Quasi cinquanta morti in un giorno, questo il bilancio di sangue che l’Egitto paga in un giorno a tre anni dall’inizio di quel cammino che prospettava un nuovo e libero stato democratico dopo la sconfitta dal basso della dittatura.
Non si contano più le volte in cui in questi tre anni abbiamo letto di un Egitto sull’orlo di una guerra civile, di golpe, di rischio per la democrazia sono oggi questi 50 morti, 250 feriti e più di mille arresti a urlare alle orecchie del mondo il dato di fatto che l’Egitto non ne è venuto fuori e che lo stesso quadro internazionale non è stato all’altezza delle prospettive che le primavere arabe, pur tra mille contraddizioni, avevano creato gestendo malissimo le possibilità che erano pur visibili in quella fase.

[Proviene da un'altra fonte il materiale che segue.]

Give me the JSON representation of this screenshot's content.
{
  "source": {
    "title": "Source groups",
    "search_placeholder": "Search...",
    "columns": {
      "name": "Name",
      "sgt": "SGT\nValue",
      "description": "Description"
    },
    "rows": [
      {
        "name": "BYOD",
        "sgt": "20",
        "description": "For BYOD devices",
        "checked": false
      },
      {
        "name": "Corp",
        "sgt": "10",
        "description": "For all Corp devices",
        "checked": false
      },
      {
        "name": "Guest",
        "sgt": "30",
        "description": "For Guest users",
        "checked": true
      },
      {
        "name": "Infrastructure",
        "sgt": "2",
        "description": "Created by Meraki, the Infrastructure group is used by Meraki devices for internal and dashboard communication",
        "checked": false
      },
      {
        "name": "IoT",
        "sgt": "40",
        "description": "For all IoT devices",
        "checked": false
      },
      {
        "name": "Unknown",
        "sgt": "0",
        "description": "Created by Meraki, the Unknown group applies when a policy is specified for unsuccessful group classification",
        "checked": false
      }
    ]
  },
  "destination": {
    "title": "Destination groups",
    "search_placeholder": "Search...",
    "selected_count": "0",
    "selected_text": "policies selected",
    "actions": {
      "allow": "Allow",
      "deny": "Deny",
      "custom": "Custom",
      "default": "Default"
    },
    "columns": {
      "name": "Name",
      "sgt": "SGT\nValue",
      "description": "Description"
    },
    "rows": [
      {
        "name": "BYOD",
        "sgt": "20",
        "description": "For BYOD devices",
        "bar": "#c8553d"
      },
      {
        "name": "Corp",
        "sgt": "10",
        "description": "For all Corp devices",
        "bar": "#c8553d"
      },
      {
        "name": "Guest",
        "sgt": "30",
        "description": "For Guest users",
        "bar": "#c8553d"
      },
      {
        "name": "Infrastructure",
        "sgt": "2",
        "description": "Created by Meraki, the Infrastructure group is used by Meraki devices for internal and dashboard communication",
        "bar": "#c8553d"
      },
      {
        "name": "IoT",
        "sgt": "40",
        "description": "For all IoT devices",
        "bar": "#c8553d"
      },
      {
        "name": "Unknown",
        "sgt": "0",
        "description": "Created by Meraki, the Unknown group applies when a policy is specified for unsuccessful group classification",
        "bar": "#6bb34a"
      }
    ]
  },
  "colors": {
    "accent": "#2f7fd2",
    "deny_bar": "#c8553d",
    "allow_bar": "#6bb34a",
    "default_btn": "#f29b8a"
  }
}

Dopo la cacciata dell’ex presidente Morsi ad opera dell’esercito all’inizio del luglio scorso, le successive rappresaglie e la messa al bando della fratellanza musulmana, il presidente ad interim Adly Mansour ha guidato il paese all’approvazione della nuova costituzione egiziana.
Lo stesso Mansour ha dichiarato una modifica nell’ordine delle tappe che l’esercito aveva stabilito dopo la deposizione di Morsi: le elezioni presidenziali precederanno le legislative e si terranno probabilmente ad aprile.
Oggi, di fronte a questa escalation di violenza, all’instabilità crescente ed al proliferare di cellule terroristiche l’apprezzamento da parte dell’opinione pubblica pare rivolto al ministro della difesa Abdel Fattah al-Sisi che della deposizione di Morsi è stato l’artefice.
Questo lungo e logorante percorso è costato la vita a più di mille persone dal luglio scorso e non è ben chiaro se il generale, ministro della difesa e probabile candidato premier vincente delle elezioni presidenziali rappresenterà effettivamente un passo avanti per la democratizzazione del paese o un’involuzione di tipo autoritario.
Intanto gruppi di ispirazione quaedista attaccano anche l’esercito e nel Sinai abbiamo già avuto un imboscata ad un veicolo militare e l’abbattimento di un elicottero; una situazione palesemente drammatica che lascia la sensazione di un futuro rischioso ed incerto in cui, al di là di tutto, la “gestione” americana e l’assenza europea hanno sicuramente delle pesanti responsabilità. (R.G.)